Ahora treinta años después de todo aquello, treinta y tantos años después de aquel spot rancio y de aquellos volúmenes baratos y pronto desencuadernados y avejentados, las cosas parecen haber cambiado milagrosamente: el parque automovilístico se ha renovado y las colecciones de libros se han sucedido. Coches de grandes prestaciones y de potente cilindrada surcan nuestras calles y cabriolets fastuosos son pilotados por jóvenes tan agraciados y bronceados como el de aquel anuncio, por jóvenes ruidosos que se pavonean con sus máquinas despiadadas. Los vemos jactanciosos y opulentos por las carreteras valencianas en las noches de fin de semana y por las vías de acceso a las playas más concurridas; los vemos por los lugares más transitados y por plazas atestadas haciendo cabriolas con sus motocicletas. Hay satisfacción material y tolerancia por parte de las autoridades municipales.
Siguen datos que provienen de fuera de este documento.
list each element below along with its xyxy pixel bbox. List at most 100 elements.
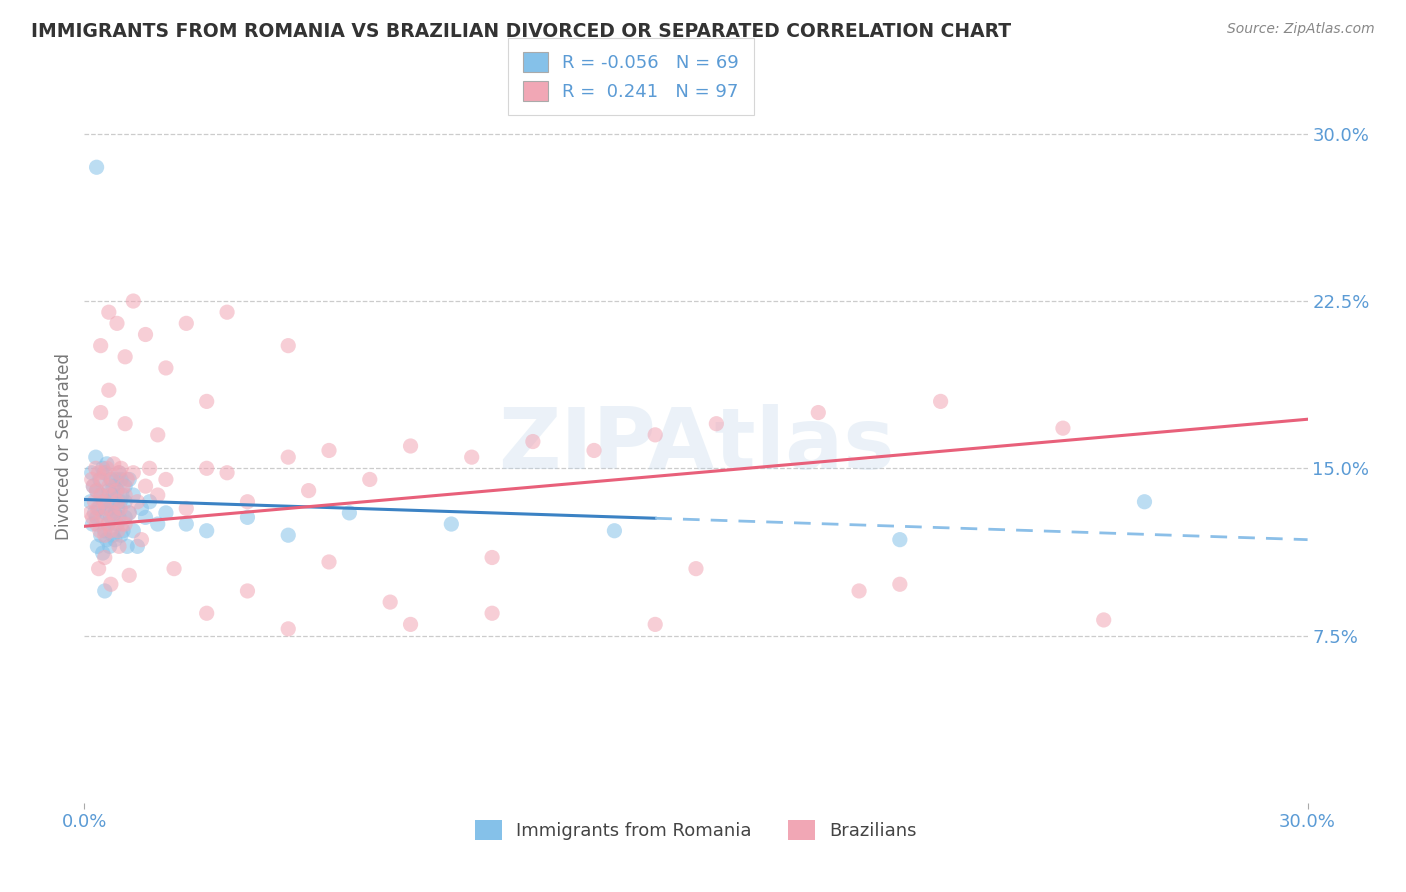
Point [122,466,145,480]
Point [195,461,218,475]
Text: Source: ZipAtlas.com: Source: ZipAtlas.com [1227,22,1375,37]
Point [86,483,108,498]
Point [90,528,112,542]
Point [79,506,101,520]
Point [277,338,299,352]
Point [114,350,136,364]
Point [146,516,169,531]
Point [122,524,145,538]
Point [105,516,128,531]
Point [96,461,118,475]
Point [90,405,112,419]
Point [90,488,112,502]
Point [91,461,114,475]
Point [114,510,136,524]
Point [118,472,141,486]
Point [82,516,104,531]
Point [1133,494,1156,508]
Point [107,501,129,516]
Legend: Immigrants from Romania, Brazilians: Immigrants from Romania, Brazilians [468,813,924,847]
Point [440,516,463,531]
Point [93,466,115,480]
Point [97,479,120,493]
Point [481,550,503,565]
Point [399,439,422,453]
Point [461,450,484,464]
Point [86,510,108,524]
Point [131,501,153,516]
Point [86,539,108,553]
Point [97,483,120,498]
Point [100,510,122,524]
Point [91,510,114,524]
Point [86,501,108,516]
Point [135,510,157,524]
Point [889,533,911,547]
Point [277,528,299,542]
Point [380,595,402,609]
Point [155,506,177,520]
Point [84,450,107,464]
Point [644,617,666,632]
Point [111,488,134,502]
Point [96,533,118,547]
Point [93,528,115,542]
Point [87,501,110,516]
Point [146,427,169,442]
Point [110,501,132,516]
Point [118,506,141,520]
Point [86,483,108,498]
Point [105,472,128,486]
Point [101,479,124,493]
Point [155,360,177,375]
Point [138,461,160,475]
Point [114,516,136,531]
Point [236,583,259,598]
Point [114,494,136,508]
Point [83,494,105,508]
Point [706,417,728,431]
Point [105,483,128,498]
Point [87,562,110,576]
Point [83,506,105,520]
Point [1052,421,1074,435]
Point [195,394,218,409]
Point [97,501,120,516]
Point [108,466,131,480]
Point [84,461,107,475]
Point [603,524,626,538]
Point [318,443,340,458]
Text: ZIPAtlas: ZIPAtlas [498,404,894,488]
Point [522,434,544,449]
Point [86,161,108,175]
Point [103,488,125,502]
Point [122,488,145,502]
Point [807,405,830,419]
Point [174,516,197,531]
Point [96,457,118,471]
Point [93,494,115,508]
Point [481,607,503,621]
Point [90,488,112,502]
Point [79,494,101,508]
Point [359,472,381,486]
Point [685,562,707,576]
Point [277,450,299,464]
Point [82,479,104,493]
Point [103,457,125,471]
Point [89,524,111,538]
Text: IMMIGRANTS FROM ROMANIA VS BRAZILIAN DIVORCED OR SEPARATED CORRELATION CHART: IMMIGRANTS FROM ROMANIA VS BRAZILIAN DIV… [31,22,1011,41]
Point [80,466,103,480]
Point [97,384,120,398]
Point [174,501,197,516]
Point [135,479,157,493]
Point [118,506,141,520]
Point [146,488,169,502]
Point [93,466,115,480]
Point [90,472,112,486]
Y-axis label: Divorced or Separated: Divorced or Separated [55,352,73,540]
Point [114,488,136,502]
Point [98,539,121,553]
Point [86,516,108,531]
Point [91,546,114,560]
Vemos también libros, muchos libros de lujosas cubiertas en caras ediciones de papel noble que se suman a la riqueza de la que hacemos ostentación en nuestros salones; vemos multiplicarse hasta el vértigo el número de esos libros, de las colecciones que los hospedan y de las novedades que pueblan y abarrotan expositores y anaqueles.
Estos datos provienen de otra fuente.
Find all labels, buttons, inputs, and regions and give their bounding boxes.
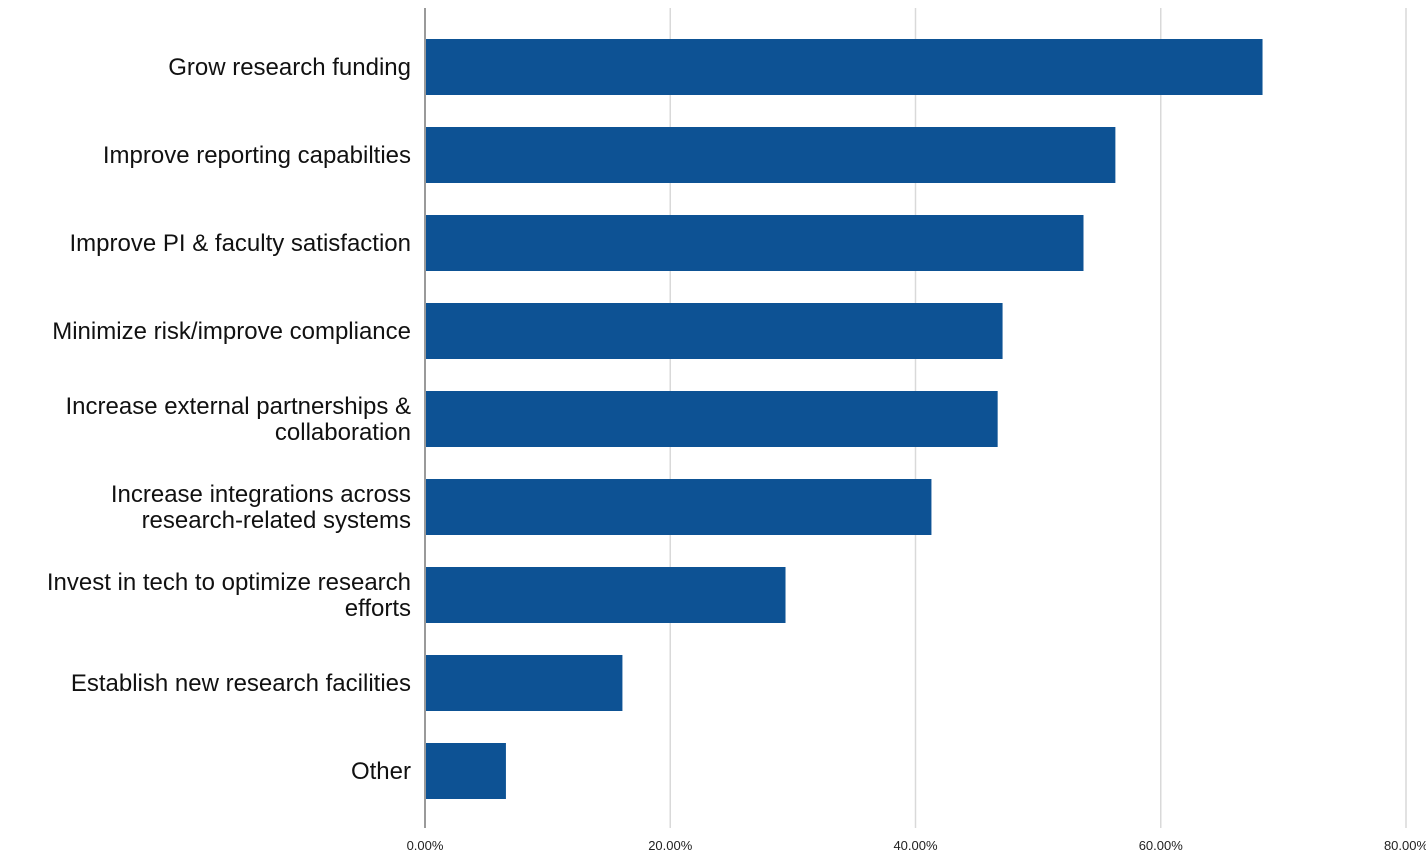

El jovencito de entonces, que ya ha dejado de serlo, el televidente taciturno que contemplaba con estupor y con envidia aquel mundo y aquella promesa, se interroga ahora. ¿Se habrá materializado la fantasía publicitaria y algo pobretona con que crecimos tantos hijos y nietos de labriegos? Aquellos hijos y nietos de labriegos fuimos los primeros pasajeros de automóviles importados, los primeros telespectadores, la primera generación que accedió a la televisión, que hacía propio el sueño catódico en blanco y negro, que se sacudía la tutela de un catolicismo agropecuario y feroz, que llegaba a los libros de bolsillo, ese eficaz instrumento de la cultura escrita que idearon la industria y el mundo moderno, y que ingresaba masivamente en la Universidad, ese recinto del saber vedado desde siempre a los menesterosos. ¿Llevarán los jóvenes de hoy en la guantera de sus descapotables los libros que ahora, justamente ahora, están leyendo? ¿Se habrá consumado el sueño reparador y ficticio del viejo spot?

Justo Serna es profesor de Historia Contemporánea de la Universidad de Valencia.